If I can do it, it is definitely doable.
But I think it’s better, when you begin, to know that you will fail. Not just a little, but constantly.
And I think that if you have even the smallest opportunity to do what you love anyway, you should take it. Because that’s what makes it worthwhile. Doing something that you love for itself, and not for the things that it might or should or someday probably will get you.
So don’t wait for someone to accept you. Do something you love anyway. I mean, keep sending in those applications, of course, but at the same time, if you possibly can, try to find a thing that you can work on just because you like the way it feels to get better at it. Just because you feel that you know yourself a little better the more you do it. Just because you are already pretty good at it. Chances are, it relates to your dream job anyway. Think of it as an investment in your future. And then, when you fail, keep going.
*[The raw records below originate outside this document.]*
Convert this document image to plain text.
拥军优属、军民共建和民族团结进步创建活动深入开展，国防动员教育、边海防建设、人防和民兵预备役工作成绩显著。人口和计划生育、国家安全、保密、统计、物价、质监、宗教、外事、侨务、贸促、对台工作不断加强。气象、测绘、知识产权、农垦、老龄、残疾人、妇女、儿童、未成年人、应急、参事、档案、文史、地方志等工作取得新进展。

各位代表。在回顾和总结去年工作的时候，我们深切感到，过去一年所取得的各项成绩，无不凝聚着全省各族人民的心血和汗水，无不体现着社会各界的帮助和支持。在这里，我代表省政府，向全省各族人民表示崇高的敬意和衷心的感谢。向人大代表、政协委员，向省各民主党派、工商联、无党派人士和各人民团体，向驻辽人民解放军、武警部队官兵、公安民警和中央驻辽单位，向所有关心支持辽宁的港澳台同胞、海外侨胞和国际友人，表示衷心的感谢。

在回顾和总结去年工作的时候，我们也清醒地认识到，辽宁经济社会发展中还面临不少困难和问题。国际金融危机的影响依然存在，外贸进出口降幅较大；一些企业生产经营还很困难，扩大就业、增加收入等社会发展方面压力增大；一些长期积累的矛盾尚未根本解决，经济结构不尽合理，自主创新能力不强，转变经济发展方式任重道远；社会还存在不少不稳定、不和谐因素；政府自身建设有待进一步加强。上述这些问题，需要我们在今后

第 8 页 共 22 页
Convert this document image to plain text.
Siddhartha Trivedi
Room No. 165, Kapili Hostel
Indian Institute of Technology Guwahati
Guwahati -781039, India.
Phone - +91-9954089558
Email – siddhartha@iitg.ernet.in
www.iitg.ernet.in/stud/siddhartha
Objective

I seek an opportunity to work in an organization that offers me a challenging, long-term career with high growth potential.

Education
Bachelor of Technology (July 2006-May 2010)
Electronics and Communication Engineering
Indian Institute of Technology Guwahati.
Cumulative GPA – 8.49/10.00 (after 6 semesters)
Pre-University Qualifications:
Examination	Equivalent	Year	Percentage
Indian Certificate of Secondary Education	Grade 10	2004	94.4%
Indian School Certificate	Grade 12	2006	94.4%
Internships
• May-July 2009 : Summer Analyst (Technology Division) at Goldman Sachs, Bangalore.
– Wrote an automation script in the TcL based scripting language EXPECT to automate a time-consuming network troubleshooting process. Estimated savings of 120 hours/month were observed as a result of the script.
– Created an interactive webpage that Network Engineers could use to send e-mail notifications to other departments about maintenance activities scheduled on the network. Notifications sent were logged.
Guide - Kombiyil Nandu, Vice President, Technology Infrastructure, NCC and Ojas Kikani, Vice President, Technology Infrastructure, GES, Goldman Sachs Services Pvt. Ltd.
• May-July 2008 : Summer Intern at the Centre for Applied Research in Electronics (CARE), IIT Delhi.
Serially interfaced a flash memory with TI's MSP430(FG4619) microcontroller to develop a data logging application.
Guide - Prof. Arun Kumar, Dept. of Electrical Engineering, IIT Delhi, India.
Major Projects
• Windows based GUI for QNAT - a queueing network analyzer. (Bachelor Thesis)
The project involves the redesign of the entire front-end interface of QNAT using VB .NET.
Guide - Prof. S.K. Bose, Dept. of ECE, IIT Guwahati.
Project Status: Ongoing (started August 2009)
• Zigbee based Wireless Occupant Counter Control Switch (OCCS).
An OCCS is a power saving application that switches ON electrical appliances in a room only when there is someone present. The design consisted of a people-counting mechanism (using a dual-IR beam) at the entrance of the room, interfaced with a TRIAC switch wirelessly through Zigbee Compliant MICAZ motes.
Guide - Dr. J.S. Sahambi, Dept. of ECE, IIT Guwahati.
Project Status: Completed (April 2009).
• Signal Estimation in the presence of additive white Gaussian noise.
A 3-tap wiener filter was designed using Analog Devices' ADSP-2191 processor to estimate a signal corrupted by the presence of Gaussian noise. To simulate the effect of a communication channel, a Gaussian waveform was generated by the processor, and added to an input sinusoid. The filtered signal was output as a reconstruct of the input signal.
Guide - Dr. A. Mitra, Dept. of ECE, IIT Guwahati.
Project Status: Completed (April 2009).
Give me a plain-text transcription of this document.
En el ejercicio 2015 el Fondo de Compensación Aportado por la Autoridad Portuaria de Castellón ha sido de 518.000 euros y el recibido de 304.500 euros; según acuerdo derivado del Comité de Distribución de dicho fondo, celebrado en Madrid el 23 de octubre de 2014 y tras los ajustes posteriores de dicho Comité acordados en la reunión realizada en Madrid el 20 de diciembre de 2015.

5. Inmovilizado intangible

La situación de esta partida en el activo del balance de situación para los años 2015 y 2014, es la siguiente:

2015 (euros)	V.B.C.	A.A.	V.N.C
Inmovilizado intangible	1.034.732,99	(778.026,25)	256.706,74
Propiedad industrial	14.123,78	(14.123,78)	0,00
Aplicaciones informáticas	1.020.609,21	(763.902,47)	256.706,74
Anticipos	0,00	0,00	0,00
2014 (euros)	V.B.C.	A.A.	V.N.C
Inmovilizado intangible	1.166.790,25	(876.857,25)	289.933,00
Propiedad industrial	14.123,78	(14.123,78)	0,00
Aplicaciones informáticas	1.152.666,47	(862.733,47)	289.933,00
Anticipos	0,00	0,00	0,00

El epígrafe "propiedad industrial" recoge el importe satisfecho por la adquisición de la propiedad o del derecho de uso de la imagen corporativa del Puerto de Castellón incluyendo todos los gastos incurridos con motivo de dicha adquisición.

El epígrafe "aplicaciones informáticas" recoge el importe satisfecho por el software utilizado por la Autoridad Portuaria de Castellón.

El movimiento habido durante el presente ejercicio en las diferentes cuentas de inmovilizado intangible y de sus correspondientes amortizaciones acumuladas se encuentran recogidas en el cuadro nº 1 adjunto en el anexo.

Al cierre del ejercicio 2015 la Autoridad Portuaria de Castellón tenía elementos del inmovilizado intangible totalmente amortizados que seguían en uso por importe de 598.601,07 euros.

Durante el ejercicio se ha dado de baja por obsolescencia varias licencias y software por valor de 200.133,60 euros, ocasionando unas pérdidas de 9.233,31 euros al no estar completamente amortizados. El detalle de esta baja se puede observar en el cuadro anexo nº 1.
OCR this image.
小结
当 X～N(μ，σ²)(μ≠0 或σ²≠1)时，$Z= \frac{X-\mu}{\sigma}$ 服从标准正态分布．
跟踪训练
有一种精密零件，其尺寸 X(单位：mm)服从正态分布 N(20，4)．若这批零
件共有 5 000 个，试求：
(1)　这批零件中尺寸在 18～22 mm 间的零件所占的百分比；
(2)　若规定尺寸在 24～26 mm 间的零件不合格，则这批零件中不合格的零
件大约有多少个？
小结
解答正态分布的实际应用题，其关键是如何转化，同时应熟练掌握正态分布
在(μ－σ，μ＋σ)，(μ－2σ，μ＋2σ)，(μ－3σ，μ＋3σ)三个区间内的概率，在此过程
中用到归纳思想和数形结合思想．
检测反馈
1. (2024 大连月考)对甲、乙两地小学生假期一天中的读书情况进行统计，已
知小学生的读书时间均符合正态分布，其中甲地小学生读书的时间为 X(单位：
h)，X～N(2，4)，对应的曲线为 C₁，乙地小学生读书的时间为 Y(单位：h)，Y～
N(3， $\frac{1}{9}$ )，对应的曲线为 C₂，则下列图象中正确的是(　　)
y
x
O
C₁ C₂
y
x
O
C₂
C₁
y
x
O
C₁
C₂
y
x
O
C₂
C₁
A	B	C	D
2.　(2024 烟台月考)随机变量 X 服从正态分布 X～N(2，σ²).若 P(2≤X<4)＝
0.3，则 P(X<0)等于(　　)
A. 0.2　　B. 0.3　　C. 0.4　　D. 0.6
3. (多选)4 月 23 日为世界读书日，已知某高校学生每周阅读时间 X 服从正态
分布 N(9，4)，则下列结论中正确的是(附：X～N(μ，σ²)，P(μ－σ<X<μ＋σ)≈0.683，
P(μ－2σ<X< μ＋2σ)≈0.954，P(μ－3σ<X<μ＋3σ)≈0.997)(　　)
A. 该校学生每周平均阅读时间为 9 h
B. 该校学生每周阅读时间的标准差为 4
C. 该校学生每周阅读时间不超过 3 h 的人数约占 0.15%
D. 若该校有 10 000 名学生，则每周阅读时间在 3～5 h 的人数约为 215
That is absolutely the only way to get to success. And actually, I think it’s a kind of success itself.
I told my little brother that when I think back over the things I’ve done (in my long and almost certainly esteemed twenty-six years of life), I am mostly proud of one thing: not giving up.
It’s a pretty typical thing to be proud of. I’m not claiming to be original here.
But I will say this for myself: I have gotten a lot better at failing. I am no longer crushed by a rejection letter. I knock them back like tequila shots. Ooh, it burns for a second. Ahh.
(No, but really: I can’t do shots, I’m a baby about them.)
I am thankful for little steps forward.
But most of all, I know something really important about myself: I am the kind of person who won’t go away. Who won’t shrug and leave. Who isn’t going to shut up. Who ultimately believes that she has something to offer. Who is on this private mission to write things she finds worth writing, and who can’t be stopped from writing them. Who, though tremblingly insecure at times, must still have this secret fortitude of spirit, because otherwise, why keep going?
That sounds like a person I’d like. Which is cool.
So that’s what I wanted to say about failing. It’s a great feeling, to know that you can fail and keep going. It’s worth a lot of failing to get there. So go ahead and fail! Do it some more! Do it lavishly! Try everything you want to try! Put yourself on a path with a view you really like, and start walking and then– just walk some more.